Cross-inscribed stone, Boheh, Co. Mayo
Co. Mayo |
Crosses & Monuments
At Boheh in County Mayo, there is a stone that carries two quite different histories on its surface.
The site is known for a large flat rock covered in Bronze Age cup-and-ring carvings, one of the most significant concentrations of such prehistoric rock art in Ireland, and at some point after Christianity arrived in the west of Ireland, someone added a cross to it. That act of inscription, modest in scale, was far from unusual as a practice. Early Christian communities across Ireland frequently marked older sacred stones with crosses, absorbing pre-existing places of significance into a new religious framework rather than abandoning them.

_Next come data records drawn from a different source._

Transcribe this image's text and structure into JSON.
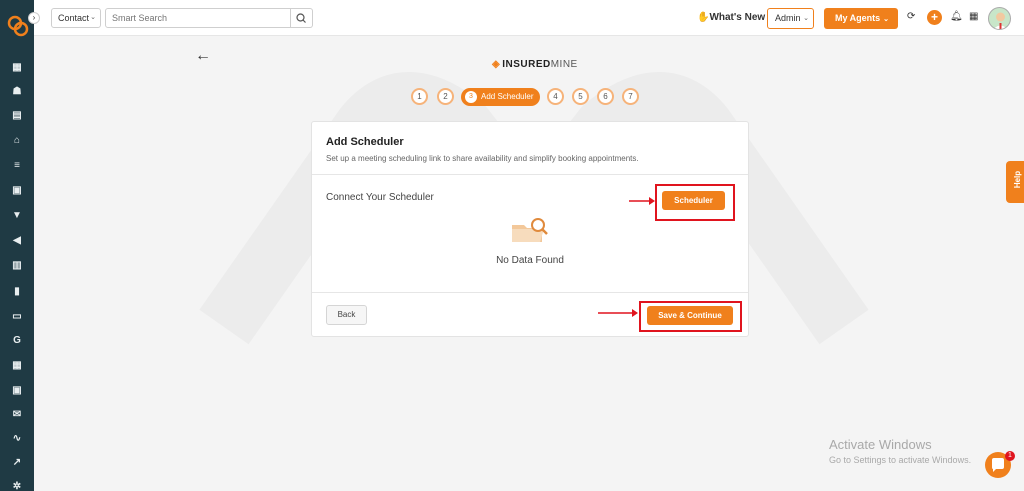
{
  "sidebar": {
    "logo_icon": "insuredmine-logo-icon",
    "collapse": "›",
    "items": [
      {
        "name": "dashboard-icon",
        "glyph": "▦"
      },
      {
        "name": "contacts-icon",
        "glyph": "☗"
      },
      {
        "name": "documents-icon",
        "glyph": "▤"
      },
      {
        "name": "institution-icon",
        "glyph": "⌂"
      },
      {
        "name": "list-icon",
        "glyph": "≡"
      },
      {
        "name": "contact-card-icon",
        "glyph": "▣"
      },
      {
        "name": "funnel-icon",
        "glyph": "▼"
      },
      {
        "name": "megaphone-icon",
        "glyph": "◀"
      },
      {
        "name": "clipboard-icon",
        "glyph": "▥"
      },
      {
        "name": "bar-chart-icon",
        "glyph": "▮"
      },
      {
        "name": "folder-icon",
        "glyph": "▭"
      },
      {
        "name": "google-icon",
        "glyph": "G"
      },
      {
        "name": "table-icon",
        "glyph": "▦"
      },
      {
        "name": "calendar-icon",
        "glyph": "▣"
      },
      {
        "name": "mail-icon",
        "glyph": "✉"
      },
      {
        "name": "signature-icon",
        "glyph": "∿"
      },
      {
        "name": "line-chart-icon",
        "glyph": "↗"
      },
      {
        "name": "settings-icon",
        "glyph": "✲"
      }
    ]
  },
  "topbar": {
    "contact_select": "Contact",
    "search_placeholder": "Smart Search",
    "whats_new": "What's New",
    "admin_select": "Admin",
    "agents_button": "My Agents",
    "chevron": "⌄",
    "plus": "+"
  },
  "wizard": {
    "brand_main": "INSURED",
    "brand_sub": "MINE",
    "steps": [
      "1",
      "2",
      "3",
      "4",
      "5",
      "6",
      "7"
    ],
    "active_step_num": "3",
    "active_step_label": "Add Scheduler"
  },
  "card": {
    "title": "Add Scheduler",
    "subtitle": "Set up a meeting scheduling link to share availability and simplify booking appointments.",
    "connect_label": "Connect Your Scheduler",
    "scheduler_button": "Scheduler",
    "empty_text": "No Data Found",
    "back_button": "Back",
    "save_button": "Save & Continue"
  },
  "help_label": "Help",
  "watermark": {
    "line1": "Activate Windows",
    "line2": "Go to Settings to activate Windows."
  },
  "chat_badge": "1",
  "colors": {
    "accent": "#f0801c",
    "sidebar": "#1f3a44",
    "highlight": "#e0141e"
  }
}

Boheh, sometimes called St Patrick's Chair, sits on the southern slopes of Croagh Patrick, the mountain that has drawn pilgrims for well over a millennium. The rock art beneath and beside the cross is thought to date to the Bronze Age, making the carved surface several thousand years old before any Christian hand touched it. The cross inscription belongs to a broad tradition of early medieval religious marking, though the precise date of this particular addition is not recorded. What gives the site an additional layer of strangeness is an astronomical phenomenon observed here: on two evenings each year, around 18 April and 24 August, the sun appears to roll down the northern shoulder of Croagh Patrick when viewed from the Boheh stone, an effect sometimes called the Rolling Sun. Whether this alignment was intentional in prehistory is debated, but it draws those with an interest in archaeoastronomy as reliably as it draws those on the traditional pilgrimage route.